Another limitation of the model is the inability to reproduce all observations made from pharmacological investigations; specifically the dose-response numerical experiments (see Table 5 for the results of these simulations). Although such inconsistencies are rare, the results from the dose-response simulations suggest that further investigation into the contribution of K⁺, and hence, the K⁺ plasma membrane conductance, on pacemaker activity, is required. Despite this, the results from the validation simulations suggest that the major phases of pacemaker activity, including the slow wave upstroke/plateau phases and pacemaker unit entrainment, are represented well by our model.

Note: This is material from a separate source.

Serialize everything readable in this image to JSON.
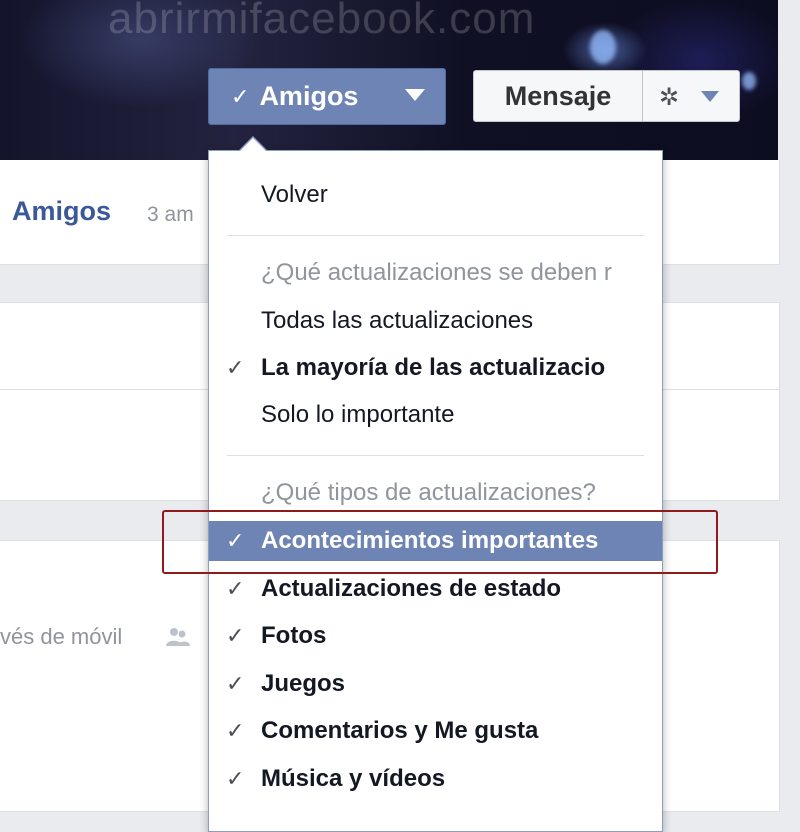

Finally, our slow wave modeling framework does not incorporate any mechanisms by which pacemaker units can directly influence each other. This is because we have assumed that 1), the cellular membrane is isopotential; and 2), Ca²⁺ is only permitted to diffuse into the pacemaker unit via the bulk cytoplasm, and not from the other pacemaker units. Although investigating inter-pacemaker unit activity would be interesting, we would first need to determine the relative spatial orientation of the pacemaker unit domains. However, given the lack of usable morphometric data, we can only speculate as to the relative orientations of the pacemaker units within the cell. Therefore, such a model construct was deemed to add unjustified complexity, and hence was not considered for our modeling framework.

Summary

In this study, we introduced a biophysically based, mathematical model that represented whole-cell small intestinal ICC slow wave activity generated from a discrete unitary potential basis. This model expanded on the recently developed pacemaker unit modeling framework of Faville et al. (14) by incorporating mechanisms that are required for producing a coordinated global response. Numerical simulation of our model demonstrated that the framework is capable of reproducing a wide range of experimentally observed phenomena. Ultimately, our goal is to evolve this research effort to produce a multiscale model by embedding the zero-dimensional framework within anatomically topologies of GI organs.

Supporting Material

All model equations and parameter values are given in the Supporting Material, which is available at http://www.biophysj.org/biophysj/supplemental/S0006-3495(09)00794-2. Also provided within the Supporting Material are the results of the other dose-response simulations that were not displayed in this document (see Table 5).